In this game, he used his ‘eight color pitches’ to cook the batters. He used his off-speed pitches and sharp delivery to get the job done. His fastball only touched 89.6 miles per hour (about 144.2 kilometers per hour). But it didn’t matter. He pitched comfortably with a four-seam fastball on the borderline and a changeup that threw hitters off their timing.
He walked just one and struck out seven. He threw 56 strikes out of 83 pitches, with four ground balls and three fly balls. He had plenty of support from his offense, which scored one run in the first, four in the second, and four in the third to earn his second win of the season. The win was significant because it came before the team’s off day on Thursday against the Chicago Cubs.
The decisive pitches that struck out the batters further illustrated his ‘eight-color pitching’. Early on, he used his changeup to get batters to swing at strikes, and when they started to focus on his fastball, he took a chance with his four-seam fastball. In the first inning, he struck out No. 2 hitter Matt McClain with a 78-mile-per-hour changeup on a 2-2 pitch count. In the second, he struck out Joey Votto for a three-pitch strikeout with a 65.5 mph (105.4 km/h) slower curveball.
In the third, he recorded two strikeouts. He got T.J. Hopkins back to his 85.9-mile-per-hour cutter on a 1-2 pitch count, and then used a perfectly timed 66.2-mile-per-hour curveball against Eli De La Cruz for a three-pitch strikeout. In the fourth inning, he turned to his four-seam fastball. He faced Noelby Marte in the fourth and induced a three-pitch strikeout with his fastest pitch of the day, an 89.6-mph four-seam fastball, and in the fifth, he struck out Hopkins on a full count with an 88.4-mph four-seam fastball. He then faced De La Cruz and threw a 66.8 mph (107.5 km/h) curveball for a three-pitch strikeout.

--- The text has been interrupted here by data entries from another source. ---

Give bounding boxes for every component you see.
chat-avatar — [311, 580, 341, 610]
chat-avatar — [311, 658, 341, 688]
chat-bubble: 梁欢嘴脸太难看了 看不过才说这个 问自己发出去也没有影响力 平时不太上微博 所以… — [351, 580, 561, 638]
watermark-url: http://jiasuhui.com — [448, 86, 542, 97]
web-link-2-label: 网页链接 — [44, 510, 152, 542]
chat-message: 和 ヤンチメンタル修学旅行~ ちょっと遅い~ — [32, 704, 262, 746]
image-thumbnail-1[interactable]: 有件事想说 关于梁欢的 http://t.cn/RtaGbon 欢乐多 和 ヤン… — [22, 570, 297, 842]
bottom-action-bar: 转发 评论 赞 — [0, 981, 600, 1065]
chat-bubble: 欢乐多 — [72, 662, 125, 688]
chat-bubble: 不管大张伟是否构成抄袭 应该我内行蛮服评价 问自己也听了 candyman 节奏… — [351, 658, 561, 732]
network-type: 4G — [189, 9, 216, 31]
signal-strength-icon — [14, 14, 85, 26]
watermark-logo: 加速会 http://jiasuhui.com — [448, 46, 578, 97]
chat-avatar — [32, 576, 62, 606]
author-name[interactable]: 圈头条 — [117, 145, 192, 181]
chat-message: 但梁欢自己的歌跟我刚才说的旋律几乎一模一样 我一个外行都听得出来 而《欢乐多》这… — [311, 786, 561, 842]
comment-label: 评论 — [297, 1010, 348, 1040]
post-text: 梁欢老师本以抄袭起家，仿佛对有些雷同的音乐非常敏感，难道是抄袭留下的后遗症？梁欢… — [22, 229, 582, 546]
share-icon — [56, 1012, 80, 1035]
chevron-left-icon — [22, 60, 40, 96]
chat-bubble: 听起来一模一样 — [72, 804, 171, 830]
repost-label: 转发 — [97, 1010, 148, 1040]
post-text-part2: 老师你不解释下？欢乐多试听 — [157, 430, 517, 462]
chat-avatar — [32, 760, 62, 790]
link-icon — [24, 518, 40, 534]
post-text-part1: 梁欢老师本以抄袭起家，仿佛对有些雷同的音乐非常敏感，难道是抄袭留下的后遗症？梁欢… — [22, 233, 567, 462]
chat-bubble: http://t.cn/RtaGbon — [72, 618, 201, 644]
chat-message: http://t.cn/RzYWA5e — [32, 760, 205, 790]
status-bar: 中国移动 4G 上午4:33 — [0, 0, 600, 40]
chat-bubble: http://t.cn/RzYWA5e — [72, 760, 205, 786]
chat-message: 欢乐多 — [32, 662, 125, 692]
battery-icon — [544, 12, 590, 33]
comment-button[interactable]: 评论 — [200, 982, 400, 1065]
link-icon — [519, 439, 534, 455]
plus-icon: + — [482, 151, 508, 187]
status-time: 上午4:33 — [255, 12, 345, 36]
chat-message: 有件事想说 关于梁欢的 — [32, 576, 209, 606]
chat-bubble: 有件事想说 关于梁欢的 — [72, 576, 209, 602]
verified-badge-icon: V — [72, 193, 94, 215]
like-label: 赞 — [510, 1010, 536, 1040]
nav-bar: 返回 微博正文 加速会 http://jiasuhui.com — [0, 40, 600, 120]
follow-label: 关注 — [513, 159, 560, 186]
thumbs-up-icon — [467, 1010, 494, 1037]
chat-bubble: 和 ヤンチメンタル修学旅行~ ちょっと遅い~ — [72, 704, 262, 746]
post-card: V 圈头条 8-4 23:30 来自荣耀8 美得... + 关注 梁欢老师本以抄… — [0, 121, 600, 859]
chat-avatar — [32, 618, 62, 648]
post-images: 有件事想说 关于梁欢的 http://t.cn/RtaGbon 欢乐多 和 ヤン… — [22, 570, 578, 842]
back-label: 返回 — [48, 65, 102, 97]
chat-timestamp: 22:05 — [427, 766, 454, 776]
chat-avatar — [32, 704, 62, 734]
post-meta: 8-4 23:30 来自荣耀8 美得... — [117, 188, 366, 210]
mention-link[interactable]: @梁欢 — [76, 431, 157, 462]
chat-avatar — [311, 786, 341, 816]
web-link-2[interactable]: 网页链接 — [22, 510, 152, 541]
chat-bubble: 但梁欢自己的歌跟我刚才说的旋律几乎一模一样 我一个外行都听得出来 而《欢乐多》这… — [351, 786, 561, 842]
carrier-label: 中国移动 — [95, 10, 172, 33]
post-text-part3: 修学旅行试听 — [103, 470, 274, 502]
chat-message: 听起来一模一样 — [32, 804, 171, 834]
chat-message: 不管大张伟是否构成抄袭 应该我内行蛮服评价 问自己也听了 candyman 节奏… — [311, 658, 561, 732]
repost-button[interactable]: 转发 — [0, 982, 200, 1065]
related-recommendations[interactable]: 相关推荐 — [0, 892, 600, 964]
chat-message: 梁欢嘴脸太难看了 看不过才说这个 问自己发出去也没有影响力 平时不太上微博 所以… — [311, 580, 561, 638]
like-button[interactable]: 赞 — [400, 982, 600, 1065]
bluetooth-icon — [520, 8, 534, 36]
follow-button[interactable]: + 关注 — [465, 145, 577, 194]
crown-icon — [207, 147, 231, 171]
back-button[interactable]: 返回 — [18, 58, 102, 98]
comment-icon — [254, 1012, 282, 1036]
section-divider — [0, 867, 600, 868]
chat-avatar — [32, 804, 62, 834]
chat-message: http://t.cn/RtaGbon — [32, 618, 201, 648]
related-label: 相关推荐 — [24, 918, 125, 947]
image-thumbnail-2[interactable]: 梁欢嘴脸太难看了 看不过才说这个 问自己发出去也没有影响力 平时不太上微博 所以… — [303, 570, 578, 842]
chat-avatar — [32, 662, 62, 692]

Changeup. His four-seam fastball sits in the low-to-mid 90 mph range, but it’s a pinpoint pitch that’s hard to get out of the zone. He mixes in a cutter that is slightly slower than his four-seam fastball, a changeup that sits between 120 and 130 mph, and a very slow “rainbow curve” that sits between 100 and 110 mph to keep batters guessing. He pitched a flawless game, striking out seven batters and using his offspeed pitches to his advantage.
In his return to the big leagues, he took a loss against the Baltimore Orioles, who have established themselves as the best team in the American League, giving up four runs in five innings. He followed that up with a no-hitter in the next three games, picking up two wins. Ryu has been a bright spot in Toronto’s late-season comeback.